Given this decision, Smith established a LinkedIn Social Network presence, which continues into 2018. 2012 was the first year that the BLAN operated and currently there are 90 members of the BLAN, inclusive of 16 international members from Africa. The purpose of the BLAN is as follows:
Black Landscape Architecture professionals and students from around the world networking to promote opportunity, highlight accomplishments and mentor students.
The BLAN was established as an ‘invitation only’ platform to provide a free and open platform for idea sharing as well as key discussions specifically relevant to landscape architects of African heritage. As you can imagine, this caused some degree of angst within certain circles, professionally and academically. And many black landscape architects did not want to be associated with the group for personal reasons. However, it must be stated that the inception of the BLAN has had no subversive motives. Not unlike other social networks around the world it is merely a means of communication within a ‘very small’ subset of landscape architects in the United States and Internationally.
For this reason, I believe it is perfectly valid to have a closed network that benefits this very small subset of students and professionals. In addition to BLAN, Kofi Boone worked in unison during the inception of the BLAN to establish a Facebook platform specifically geared to black landscape architecture students in 2012 (an open membership platform)
LOOKING FORWARD: After almost six years in existence, we must look forward to the future of BLAN. With this in mind we will send out a Survey to gain insight into the memberships views on future direction and initiatives. The platform is open and any member can upload News, Events and Ideas at any time.
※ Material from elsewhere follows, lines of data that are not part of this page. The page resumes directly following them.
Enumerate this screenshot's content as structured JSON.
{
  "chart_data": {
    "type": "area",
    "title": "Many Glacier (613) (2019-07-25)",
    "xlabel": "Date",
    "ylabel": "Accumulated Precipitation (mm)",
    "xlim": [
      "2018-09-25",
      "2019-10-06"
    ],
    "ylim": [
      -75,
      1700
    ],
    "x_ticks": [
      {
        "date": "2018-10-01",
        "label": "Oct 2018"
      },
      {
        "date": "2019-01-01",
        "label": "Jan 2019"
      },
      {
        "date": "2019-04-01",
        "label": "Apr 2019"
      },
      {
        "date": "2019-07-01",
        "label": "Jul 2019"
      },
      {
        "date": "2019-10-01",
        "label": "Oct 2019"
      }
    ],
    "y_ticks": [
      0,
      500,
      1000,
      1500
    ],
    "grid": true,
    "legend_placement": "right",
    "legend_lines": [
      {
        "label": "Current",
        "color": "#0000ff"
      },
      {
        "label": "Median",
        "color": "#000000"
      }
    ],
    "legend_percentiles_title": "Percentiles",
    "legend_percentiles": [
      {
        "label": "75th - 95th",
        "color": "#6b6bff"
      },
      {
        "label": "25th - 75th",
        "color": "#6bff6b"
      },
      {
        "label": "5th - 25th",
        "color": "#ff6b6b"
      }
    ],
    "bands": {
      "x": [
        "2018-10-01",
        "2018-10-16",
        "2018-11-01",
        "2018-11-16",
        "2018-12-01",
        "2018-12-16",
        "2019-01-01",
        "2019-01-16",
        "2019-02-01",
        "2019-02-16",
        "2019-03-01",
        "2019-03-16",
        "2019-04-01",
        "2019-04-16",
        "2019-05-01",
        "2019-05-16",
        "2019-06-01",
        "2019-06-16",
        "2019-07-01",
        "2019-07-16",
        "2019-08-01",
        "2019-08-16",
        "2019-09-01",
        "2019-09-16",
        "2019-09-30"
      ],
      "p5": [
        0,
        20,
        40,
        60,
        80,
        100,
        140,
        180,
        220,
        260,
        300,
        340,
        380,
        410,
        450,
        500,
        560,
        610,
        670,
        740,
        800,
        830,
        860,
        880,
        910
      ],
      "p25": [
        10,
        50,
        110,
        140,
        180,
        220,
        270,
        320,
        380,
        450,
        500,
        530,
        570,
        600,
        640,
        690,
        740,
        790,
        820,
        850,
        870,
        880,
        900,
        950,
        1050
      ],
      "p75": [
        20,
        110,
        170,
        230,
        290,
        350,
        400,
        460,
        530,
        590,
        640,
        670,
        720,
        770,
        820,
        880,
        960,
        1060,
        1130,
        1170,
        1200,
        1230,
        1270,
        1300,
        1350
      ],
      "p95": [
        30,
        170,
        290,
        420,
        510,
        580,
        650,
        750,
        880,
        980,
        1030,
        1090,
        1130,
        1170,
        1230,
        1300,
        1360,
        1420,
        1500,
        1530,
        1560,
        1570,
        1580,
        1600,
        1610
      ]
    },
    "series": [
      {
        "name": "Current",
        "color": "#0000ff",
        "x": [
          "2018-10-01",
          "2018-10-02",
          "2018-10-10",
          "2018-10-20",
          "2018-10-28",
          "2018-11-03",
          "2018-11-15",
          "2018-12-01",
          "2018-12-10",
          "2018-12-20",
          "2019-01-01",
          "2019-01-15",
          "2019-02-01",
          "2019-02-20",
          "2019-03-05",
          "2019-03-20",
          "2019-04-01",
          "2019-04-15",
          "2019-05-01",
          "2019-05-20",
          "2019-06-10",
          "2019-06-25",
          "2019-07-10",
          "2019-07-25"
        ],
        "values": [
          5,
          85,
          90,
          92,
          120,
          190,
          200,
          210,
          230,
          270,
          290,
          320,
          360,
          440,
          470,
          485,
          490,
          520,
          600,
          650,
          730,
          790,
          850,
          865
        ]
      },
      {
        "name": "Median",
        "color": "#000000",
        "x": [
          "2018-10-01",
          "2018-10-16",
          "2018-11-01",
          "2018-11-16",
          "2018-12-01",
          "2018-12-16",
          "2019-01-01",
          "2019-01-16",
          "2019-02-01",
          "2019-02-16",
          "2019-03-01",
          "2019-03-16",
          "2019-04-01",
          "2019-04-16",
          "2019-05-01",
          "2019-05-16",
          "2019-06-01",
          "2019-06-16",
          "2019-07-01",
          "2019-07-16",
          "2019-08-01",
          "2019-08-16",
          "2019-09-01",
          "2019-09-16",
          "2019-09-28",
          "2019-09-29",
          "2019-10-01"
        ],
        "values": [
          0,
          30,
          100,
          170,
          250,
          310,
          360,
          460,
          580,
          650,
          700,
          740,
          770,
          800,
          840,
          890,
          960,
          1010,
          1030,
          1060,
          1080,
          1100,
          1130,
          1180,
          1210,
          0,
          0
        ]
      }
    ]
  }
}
We can all also begin Dialogues on key issues to black communities locally and globally. We can highlight our Work in any area of the profession and share experiences. We can network internationally to become more globally involved within the black diaspora. I will begin this process by sending out a Call for Ideas in late March 2018. Your participation makes us stronger and helps the younger generation of black landscape architects.
I look forward to a more energized and interactive 2018 and beyond!